Days begin early with paperwork and hearing preparation while a steady stream of people come to the office to make payments, ask questions and go through legal proceedings.

“Each person is so different, with different problems and issues. You just try to listen and deal with them and remain calm,” she said. “It’s important to take the time with each one so that they feel as though they have their time and receive justice from the court.”

“It’s very busy. Sometimes people are angry coming in, so we try to de­escalate the anger and be calm,” she added. “It helps to sit down, explain it and listen to them.”

Over the years, Dennis has picked up on little things, like keeping victims separated from suspects during the hearings so they’re not further traumatized.

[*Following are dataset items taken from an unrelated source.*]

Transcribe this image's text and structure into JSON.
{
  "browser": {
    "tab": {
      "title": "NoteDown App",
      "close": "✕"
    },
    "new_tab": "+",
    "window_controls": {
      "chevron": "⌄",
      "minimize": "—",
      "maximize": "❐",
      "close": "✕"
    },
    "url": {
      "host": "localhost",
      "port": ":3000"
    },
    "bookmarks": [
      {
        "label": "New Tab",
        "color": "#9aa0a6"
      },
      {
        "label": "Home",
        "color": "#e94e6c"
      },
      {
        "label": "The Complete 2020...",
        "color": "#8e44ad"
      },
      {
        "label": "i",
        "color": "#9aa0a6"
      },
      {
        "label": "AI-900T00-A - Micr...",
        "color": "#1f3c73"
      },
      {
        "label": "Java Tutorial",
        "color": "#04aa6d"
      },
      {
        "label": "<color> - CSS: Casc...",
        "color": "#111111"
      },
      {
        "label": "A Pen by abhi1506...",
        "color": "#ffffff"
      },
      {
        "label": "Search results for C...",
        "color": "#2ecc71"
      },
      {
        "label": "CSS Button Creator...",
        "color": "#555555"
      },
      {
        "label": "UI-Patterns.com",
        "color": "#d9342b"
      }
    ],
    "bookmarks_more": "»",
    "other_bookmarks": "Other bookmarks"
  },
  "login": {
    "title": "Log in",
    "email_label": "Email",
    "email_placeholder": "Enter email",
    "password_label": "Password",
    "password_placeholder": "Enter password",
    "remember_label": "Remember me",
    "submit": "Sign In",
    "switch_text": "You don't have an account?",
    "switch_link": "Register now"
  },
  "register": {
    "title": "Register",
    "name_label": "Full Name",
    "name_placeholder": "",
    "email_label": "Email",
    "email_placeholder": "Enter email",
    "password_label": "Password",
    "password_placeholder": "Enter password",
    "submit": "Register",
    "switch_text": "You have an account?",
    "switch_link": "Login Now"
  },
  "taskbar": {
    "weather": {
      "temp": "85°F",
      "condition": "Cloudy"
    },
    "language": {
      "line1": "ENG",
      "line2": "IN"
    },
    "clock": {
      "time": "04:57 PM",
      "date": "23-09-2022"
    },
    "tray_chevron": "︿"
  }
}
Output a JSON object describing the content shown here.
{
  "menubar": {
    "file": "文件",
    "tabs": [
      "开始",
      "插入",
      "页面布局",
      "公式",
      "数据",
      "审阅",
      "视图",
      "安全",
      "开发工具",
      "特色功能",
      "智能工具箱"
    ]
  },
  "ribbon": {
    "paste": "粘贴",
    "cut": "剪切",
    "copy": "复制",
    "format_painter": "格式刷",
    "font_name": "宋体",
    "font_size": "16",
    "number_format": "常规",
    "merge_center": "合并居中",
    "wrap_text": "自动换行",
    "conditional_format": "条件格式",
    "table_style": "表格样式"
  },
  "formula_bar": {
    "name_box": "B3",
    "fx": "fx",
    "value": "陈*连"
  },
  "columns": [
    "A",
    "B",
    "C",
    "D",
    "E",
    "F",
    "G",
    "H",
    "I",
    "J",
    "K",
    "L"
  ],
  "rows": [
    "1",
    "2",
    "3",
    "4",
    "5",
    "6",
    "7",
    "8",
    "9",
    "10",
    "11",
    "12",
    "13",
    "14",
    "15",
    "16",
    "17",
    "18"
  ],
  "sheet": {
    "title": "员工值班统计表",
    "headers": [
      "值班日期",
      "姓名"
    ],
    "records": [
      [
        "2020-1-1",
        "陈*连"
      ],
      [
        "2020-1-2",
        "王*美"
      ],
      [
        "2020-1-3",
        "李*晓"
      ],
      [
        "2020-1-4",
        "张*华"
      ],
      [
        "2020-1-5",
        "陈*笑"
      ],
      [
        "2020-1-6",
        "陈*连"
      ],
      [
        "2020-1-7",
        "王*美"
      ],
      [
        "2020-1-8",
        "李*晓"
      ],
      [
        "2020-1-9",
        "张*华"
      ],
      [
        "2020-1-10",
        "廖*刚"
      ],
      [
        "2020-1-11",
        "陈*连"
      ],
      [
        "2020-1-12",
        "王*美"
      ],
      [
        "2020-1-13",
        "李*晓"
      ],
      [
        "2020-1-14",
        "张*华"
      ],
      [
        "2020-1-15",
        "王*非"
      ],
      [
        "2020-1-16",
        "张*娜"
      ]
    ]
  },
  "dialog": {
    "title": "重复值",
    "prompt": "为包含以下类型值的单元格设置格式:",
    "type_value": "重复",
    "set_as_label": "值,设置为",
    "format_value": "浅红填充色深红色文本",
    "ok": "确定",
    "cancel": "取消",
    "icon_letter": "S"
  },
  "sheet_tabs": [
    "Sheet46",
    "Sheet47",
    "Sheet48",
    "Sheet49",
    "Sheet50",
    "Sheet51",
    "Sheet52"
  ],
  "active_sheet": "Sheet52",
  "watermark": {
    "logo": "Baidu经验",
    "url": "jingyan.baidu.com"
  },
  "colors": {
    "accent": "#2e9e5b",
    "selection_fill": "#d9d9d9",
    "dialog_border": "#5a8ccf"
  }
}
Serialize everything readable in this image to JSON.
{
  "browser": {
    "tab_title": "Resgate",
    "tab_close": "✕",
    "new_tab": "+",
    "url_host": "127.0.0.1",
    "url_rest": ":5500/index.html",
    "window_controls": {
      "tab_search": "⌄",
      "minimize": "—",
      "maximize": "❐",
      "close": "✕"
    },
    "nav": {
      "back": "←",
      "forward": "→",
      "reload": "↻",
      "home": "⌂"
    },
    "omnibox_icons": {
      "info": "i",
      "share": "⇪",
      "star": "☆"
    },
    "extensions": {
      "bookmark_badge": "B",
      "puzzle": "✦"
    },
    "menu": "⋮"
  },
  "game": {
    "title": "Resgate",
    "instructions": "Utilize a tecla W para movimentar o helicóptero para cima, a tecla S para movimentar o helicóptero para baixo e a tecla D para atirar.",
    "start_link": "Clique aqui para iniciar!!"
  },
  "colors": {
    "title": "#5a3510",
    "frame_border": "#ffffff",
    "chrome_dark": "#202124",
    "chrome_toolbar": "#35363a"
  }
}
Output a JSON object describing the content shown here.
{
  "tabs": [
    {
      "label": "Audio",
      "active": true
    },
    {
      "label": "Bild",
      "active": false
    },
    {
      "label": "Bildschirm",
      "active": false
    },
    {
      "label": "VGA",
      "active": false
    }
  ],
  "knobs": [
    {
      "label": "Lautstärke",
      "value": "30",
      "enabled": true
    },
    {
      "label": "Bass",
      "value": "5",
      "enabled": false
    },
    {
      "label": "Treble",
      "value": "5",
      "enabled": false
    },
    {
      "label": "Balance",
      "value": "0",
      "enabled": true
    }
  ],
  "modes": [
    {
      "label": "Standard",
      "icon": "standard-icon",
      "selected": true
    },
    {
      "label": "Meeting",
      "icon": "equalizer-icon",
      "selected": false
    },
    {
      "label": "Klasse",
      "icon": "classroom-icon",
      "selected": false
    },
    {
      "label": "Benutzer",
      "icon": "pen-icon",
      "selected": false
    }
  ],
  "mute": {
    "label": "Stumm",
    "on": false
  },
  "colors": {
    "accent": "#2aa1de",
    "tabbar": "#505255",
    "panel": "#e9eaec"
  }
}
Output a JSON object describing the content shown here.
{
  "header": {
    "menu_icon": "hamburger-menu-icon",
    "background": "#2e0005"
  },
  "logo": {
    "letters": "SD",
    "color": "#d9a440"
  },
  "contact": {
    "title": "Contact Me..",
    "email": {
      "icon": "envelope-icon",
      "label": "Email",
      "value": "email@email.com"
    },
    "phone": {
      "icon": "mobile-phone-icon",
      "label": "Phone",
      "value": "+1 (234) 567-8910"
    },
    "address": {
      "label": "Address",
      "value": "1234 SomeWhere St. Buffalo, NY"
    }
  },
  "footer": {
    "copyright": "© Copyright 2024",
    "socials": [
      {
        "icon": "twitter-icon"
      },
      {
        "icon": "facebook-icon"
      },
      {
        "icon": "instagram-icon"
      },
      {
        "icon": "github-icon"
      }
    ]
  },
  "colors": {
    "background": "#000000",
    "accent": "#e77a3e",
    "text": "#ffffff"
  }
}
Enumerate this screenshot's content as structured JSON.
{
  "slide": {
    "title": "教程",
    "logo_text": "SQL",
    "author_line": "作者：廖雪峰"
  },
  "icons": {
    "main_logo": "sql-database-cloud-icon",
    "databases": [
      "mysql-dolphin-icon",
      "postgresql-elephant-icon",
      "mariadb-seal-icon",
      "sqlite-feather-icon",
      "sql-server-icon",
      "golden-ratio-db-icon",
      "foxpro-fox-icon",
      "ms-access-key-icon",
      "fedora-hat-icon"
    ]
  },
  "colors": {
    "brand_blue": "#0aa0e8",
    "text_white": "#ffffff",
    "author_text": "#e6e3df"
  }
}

“If it’s a young child, we might give them a coloring book or a snack to fill their time and help them not be fearful. It helps,” she said.

Dennis also contributed the office’s efficiency to her “very dependable, reliable staff throughout the years, including Roberta, Joanne and Lois.”

“I will miss them,” she said.

Crime increase

“Crime has definitely went through the roof,” Dennis said. “There’s more drug issues, more juvenile issues. There’s more juveniles using drugs and committing very serious crimes like assault.”

“That’s what hurts so much. The young people that are getting involved with drugs and pursuing the wrong avenues,” she added.

It’s been within the past 10 years that the crime has increased, she said, even touching the quiet mountain communities that she calls home.

“Crime, unfortunately, is worse in the mountains, too. Most of it is drugs. They overtake people,” she said. “They need to get help, get to the right programs so they know it’s wrong behavior. There’s a lot of caring people out there willing to help them.”

Dennis said the job has come with its fair share of heartaches and cases that stick with you. The most traumatizing cases are those involving young children, she said.

“I have to separate my feelings from what I’m required to do. It’s very difficult,” Dennis said.

The good outweighs the bad, though, particularly when a positive impact has been made on someone’s life.

“You can’t help everyone. You try though. It’s rewarding when you know you can help someone,” she said.

“When juveniles come back to me after having successfully completed what they had to do — drug treatment, jail time, whatnot — and have become productive citizens,” Dennis said, “It’s uplifting. It’s rewarding.”

Overall, Dennis said the position has changed her, but for the better.

“It’s made me more aware of issues that everyone faces,” she said. “Every single person is special in their own way. We just have to listen and try to help that person the best you can.”

“It’s surreal, and sad. But it’s time to move on,” she added. “I’ve met and worked with so many wonderful, great people.”

Now, she looks forward to spending more time with her family, particularly her grandchildren as they play baseball and soccer.

“My family has sacrificed a lot, and have been great, throughout the years. The job is so demanding of my time,” Dennis added.

Thirty years ago, Dennis didn’t imagine herself having a career as a magistrate. But it’s a profession she grew to love.

“It’s evolved into something great, and I’ve been able to help a lot of people,” Dennis said. ”And I hope to continue to do so.”